村子有一个雅致的名字“礼世村”。地处介休东北边际,北临平遥地界,南接汾河北岸。村中地势低洼潮湿,零散的街巷房舍周围星布着大大小小的水滩。站在村口下坡处眼前仿佛横陈着一个巨大的地坑,房舍沉于眼底、街巷沉于眼底,眼前的一切都在你的视线下展开,你的视线会无意中随着村子的围堰环绕开去。恬静、梦幻般的乡村景象不知多少次回到我的脑际。
或许当初这里就是一个沼泽洼地,后来水位下降先民移入而形成这个村庄。因为村中不仅地表潮湿盐碱,就连村中的井水都是苦涩的咸水。记忆中姥姥家的茶水都是漂着“油花儿”的,熬出的米汤都是“怪味粥”。正是在这样的环境下村庄中自古传承着一个独特的行业“熬制土盐”。
已经无从考证这里制盐的历史,但这个行业在这里消失是止于我舅舅这一代人。我的二舅是一辈子的盐工,他们这一代人接过先辈留下的盐灶,卤缸,也是在他们手里罢灶、封缸曲终人散,那一段制盐的历史在他们身上戛然而止。时间大概在八十年代末到九十年代初,因为土法熬制的是一种硝盐,当地人叫“土盐”,不符合国家食用盐标准而被叫停的。这一行业的历史以及他们身上的辛酸也随着他们这一代盐工的逐渐离去而被尘封和湮没,现在就连村中的孩子,盐工的后代都不会记的村中那段制盐的历史了......
制盐是一个很辛苦的行业。庄稼人土中刨食土中熬盐,都是艰辛劳作后上天的惠赐。盐一直都是人们生活中的重要物资,也是历代官家严格控制的商品,清代盐商得先向官府购买“盐引”方可经营盐的买卖。或许正是因为盐的珍贵和难得,当地人才因地制宜的开启了熬制土盐的历史。土盐的熬制是一个漫长的过程,由春及冬、由土而盐是质变也需要毅力。本地盐工都是地道的农民,农忙时在田间劳作,农闲时从事制盐。盐工的一年四季都是忙碌的,他们的辛苦也是可想而知的。
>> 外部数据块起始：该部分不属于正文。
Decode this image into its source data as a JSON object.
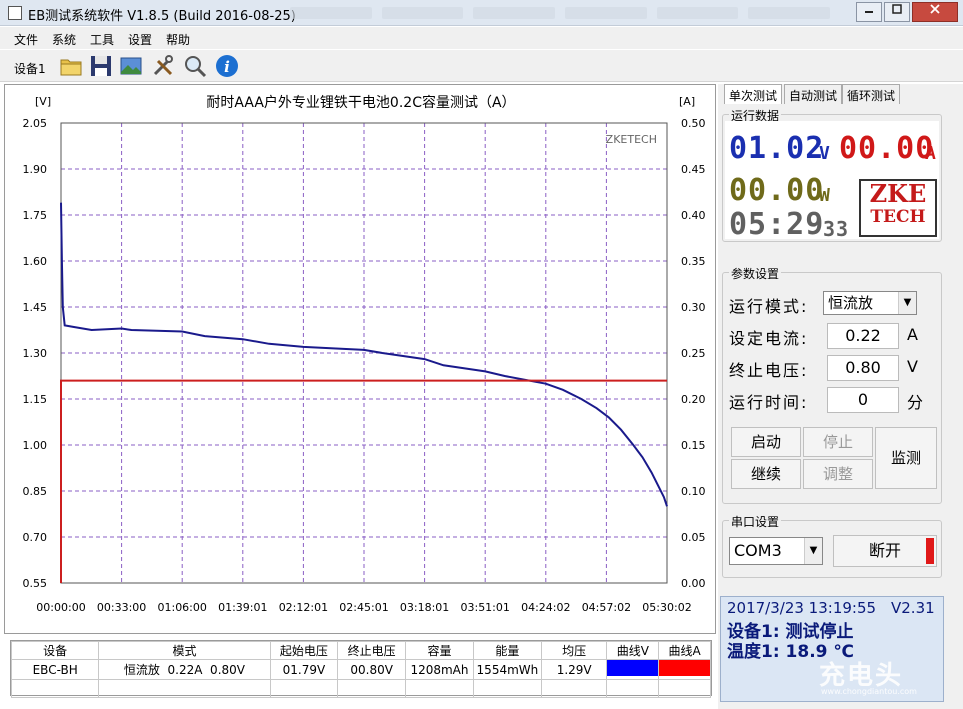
{
  "window": {
    "title": "EB测试系统软件 V1.8.5 (Build 2016-08-25)",
    "min_label": "0",
    "max_label": "1",
    "close_label": "r"
  },
  "menu": [
    "文件",
    "系统",
    "工具",
    "设置",
    "帮助"
  ],
  "toolbar": {
    "device_tab": "设备1",
    "icons": [
      "folder-icon",
      "save-icon",
      "image-icon",
      "tools-icon",
      "zoom-icon",
      "info-icon"
    ]
  },
  "chart": {
    "title": "耐时AAA户外专业锂铁干电池0.2C容量测试（A）",
    "left_unit": "[V]",
    "right_unit": "[A]",
    "watermark": "ZKETECH"
  },
  "chart_data": {
    "type": "line",
    "title": "耐时AAA户外专业锂铁干电池0.2C容量测试（A）",
    "xlabel": "",
    "ylabel": "[V]",
    "y2label": "[A]",
    "xlim": [
      0,
      19802
    ],
    "ylim": [
      0.55,
      2.05
    ],
    "y2lim": [
      0.0,
      0.5
    ],
    "grid": true,
    "x_ticks": [
      "00:00:00",
      "00:33:00",
      "01:06:00",
      "01:39:01",
      "02:12:01",
      "02:45:01",
      "03:18:01",
      "03:51:01",
      "04:24:02",
      "04:57:02",
      "05:30:02"
    ],
    "y_ticks": [
      "2.05",
      "1.90",
      "1.75",
      "1.60",
      "1.45",
      "1.30",
      "1.15",
      "1.00",
      "0.85",
      "0.70",
      "0.55"
    ],
    "y2_ticks": [
      "0.50",
      "0.45",
      "0.40",
      "0.35",
      "0.30",
      "0.25",
      "0.20",
      "0.15",
      "0.10",
      "0.05",
      "0.00"
    ],
    "series": [
      {
        "name": "曲线V",
        "axis": "left",
        "color": "#1a1a8c",
        "x": [
          0,
          30,
          60,
          120,
          400,
          1000,
          1980,
          2300,
          3960,
          4700,
          5940,
          6800,
          7920,
          8900,
          9900,
          10500,
          11880,
          12500,
          13860,
          14500,
          15840,
          16400,
          17000,
          17500,
          17900,
          18300,
          18700,
          19000,
          19300,
          19500,
          19700,
          19802
        ],
        "y": [
          1.79,
          1.6,
          1.45,
          1.39,
          1.385,
          1.375,
          1.38,
          1.375,
          1.37,
          1.355,
          1.345,
          1.33,
          1.32,
          1.315,
          1.31,
          1.3,
          1.28,
          1.26,
          1.24,
          1.225,
          1.2,
          1.18,
          1.15,
          1.12,
          1.09,
          1.05,
          1.0,
          0.96,
          0.91,
          0.87,
          0.83,
          0.8
        ]
      },
      {
        "name": "曲线A",
        "axis": "right",
        "color": "#cc1f1f",
        "x": [
          0,
          1,
          19802
        ],
        "y": [
          0.0,
          0.22,
          0.22
        ]
      }
    ]
  },
  "table": {
    "headers": [
      "设备",
      "模式",
      "起始电压",
      "终止电压",
      "容量",
      "能量",
      "均压",
      "曲线V",
      "曲线A"
    ],
    "row": [
      "EBC-BH",
      "恒流放  0.22A  0.80V",
      "01.79V",
      "00.80V",
      "1208mAh",
      "1554mWh",
      "1.29V",
      "",
      ""
    ],
    "curve_v_color": "#0000ff",
    "curve_a_color": "#ff0000"
  },
  "tabs": [
    "单次测试",
    "自动测试",
    "循环测试"
  ],
  "run_data": {
    "title": "运行数据",
    "voltage": "01.02",
    "voltage_unit": "V",
    "current": "00.00",
    "current_unit": "A",
    "power": "00.00",
    "power_unit": "W",
    "time": "05:29",
    "seconds": "33",
    "logo_line1": "ZKE",
    "logo_line2": "TECH",
    "voltage_color": "#1a2fb0",
    "current_color": "#d01818",
    "power_color": "#6f6a1a",
    "time_color": "#606060"
  },
  "params": {
    "title": "参数设置",
    "mode_label": "运行模式:",
    "mode_value": "恒流放",
    "current_label": "设定电流:",
    "current_value": "0.22",
    "current_unit": "A",
    "cutoff_label": "终止电压:",
    "cutoff_value": "0.80",
    "cutoff_unit": "V",
    "time_label": "运行时间:",
    "time_value": "0",
    "time_unit": "分"
  },
  "buttons": {
    "start": "启动",
    "stop": "停止",
    "continue": "继续",
    "adjust": "调整",
    "monitor": "监测"
  },
  "serial": {
    "title": "串口设置",
    "port": "COM3",
    "disconnect": "断开"
  },
  "status": {
    "datetime": "2017/3/23 13:19:55",
    "version": "V2.31",
    "device_status": "设备1: 测试停止",
    "temperature": "温度1: 18.9 ℃"
  },
  "watermark_site": {
    "logo": "充电头",
    "url": "www.chongdiantou.com"
  }
}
我所记忆的舅舅他们制盐的过程都是一些零散的劳作画面,真正的工艺流程以及内中辛苦也只有他们能够说的清楚,而于我只能把记忆中的画面连缀后做一些推导性的描述。春天冰消雪融,春风吹起,日光回暖渐长。消解的大地在日照与风吹中蒸腾了地表的湿气,地表便结晶出一层莹白盐碱。村子的空地被这种莹白整个覆盖,没有雪的丰厚,也不类于雪的洁净,是一种太阳光下透着贼光的晶莹和迷离。盐工的劳作也是从这个时候开始的。刮碱土是制盐的第一道工序,是为最后的熬制储备原料。刮碱土要根据天气情况赶时间,即使是一场小雨也会把地表的盐碱融化消解,所以要及时把这层碱土刮起、堆放储存,就是要把整个地面剥一层皮。看似简单的劳动也需要有熟练的技术,刮的不能太厚,厚了里面的土多,为后续加工增加了难度,刮土的时候是全员上阵的,男人使用大锄,女人操作小锄。一锄一锄,一片一片,收起来堆成堆,身后生出一座座小丘。这个时节走进村子会看到整个村子的空地上到处都排列着碱土堆起的这种小丘,宛如箅子上的馒头一样,整个村子蒸腾着一种希望和期待。
刮完碱土,原料的储备就算完成,农忙时节已经来临。农民一年中最大的希望还是在农田中,春耕、夏管、秋收,直到秋末,田间的劳作忙完以后,制盐的第二道工序便随之开启。熬盐的场所村人叫“盐房”,一般在村边的空地上。门前一个砖砌的池子,池子的前面是一眼旱井。池子与旱井之间连接着一条不长的“U”字型小渠,中间有一闸口。这道工序就是要把先前刮好的碱土运来进行漂洗,通过漂洗把土去除形成碱水。一架水车,几只水桶,几件原始而简单的工具,承载着盐工的辛苦劳作,寄托着化土为盐的希望。日出而作日落而息,水车往返的吱扭声,水桶在颠簸中与水车的碰撞声,铁锹、耙子的触击声,碱水流入旱井的汩汩声,混合交织出一曲盐工心中最美的歌谣。碱土漂洗完以后用藤编的小桶掏上来装入盐房内的水缸中,这时候室外的工作基本完成。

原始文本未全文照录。